The One Laptop Per Child (OLPC) project is rightly getting lots of attention in the tech world. The idea – putting serious computing and communication technologies into the hands of kids all over the world – could be transformative, if it works.
Recently our security reading group at Princeton studied BitFrost, the security architecture for OLPC. After the discussion I couldn’t help thinking that BitFrost seemed too innovative.
“Too innovative?” you ask. What’s wrong with innovation? Let me explain. Though tech pundits often praise “innovation” in the abstract, the fact is that most would-be innovations fail. In engineering, most new ideas either don’t work or aren’t really an improvement over the status quo. Sometimes the same “new” idea pops up over and over, reinvented each time by someone who doesn’t know about the idea’s past failures.
In the long run, failures are weeded out and the few successes catch on, so the world gets better. But in the short run most innovations fail, which makes the urge to innovate dangerous.
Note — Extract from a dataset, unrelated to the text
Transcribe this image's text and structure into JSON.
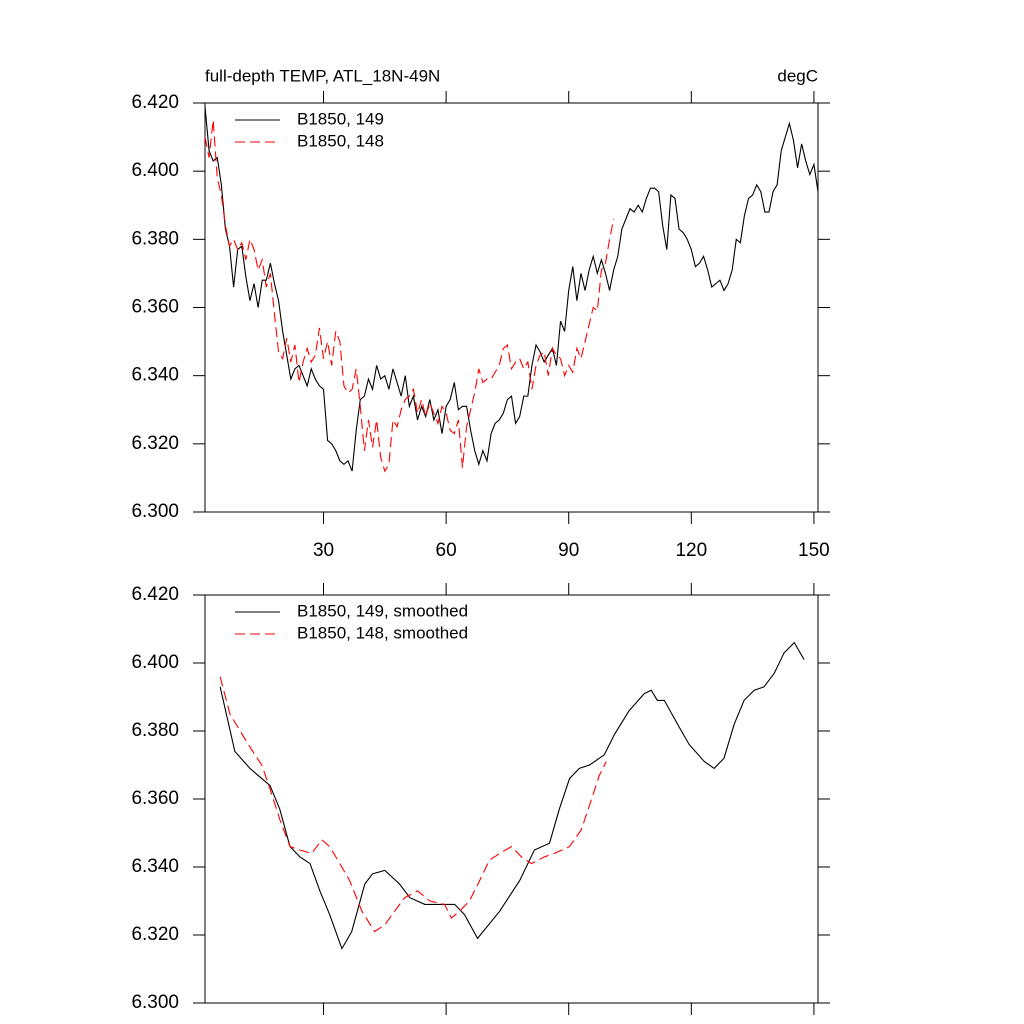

Fred Brooks, in his groundbreaking The Mythical Man-Month, referred to the second-system effect:
An architect’s first work is apt to be spare and clean. He knows he doesn’t know what he’s doing, so he does it carefully and with great restraint.
As he designs the first work, frill after frill and embellishment after embellishment occur to him. These get stored away to be used “next time.” Sooner or later the first system is finished, and the architect, with firm confidence and a demonstrated mastery of that class of systems, is ready to build a second system.
This second is the most dangerous system a man ever designs. When he does his third and later ones, his prior experiences will confirm each other as to the general characteristics of such systems, and their differences will identify those parts of his experience that are particular and not generalizable.
The general tendency is to over-design the second system, using all the ideas and frills that were cautiously sidetracked on the first one. The result, as Ovid says, is a “big pile.”
The danger, in the second sytem, is the desire to reinvent everything, to replace the flawed but serviceable approaches of the past. The third-system designer, having learned his (or her – things have changed since Brooks wrote) lesson, knows to innovate only in the lab, or in a product only where innovation is necessary.
But here’s the OLPC security specification (lines 115-118):
What makes the OLPC XO laptops radically different is that they represent the first time that all these security measures have been carefully put together on a system slated to be introduced to tens or hundreds of millions of users.
OLPC needs to be innovative in some areas, but I don’t think security is one of them. Sure, it would be nice to have a better security model, but until we know that model is workable in practice, it seems risky to try it out on millions of kids.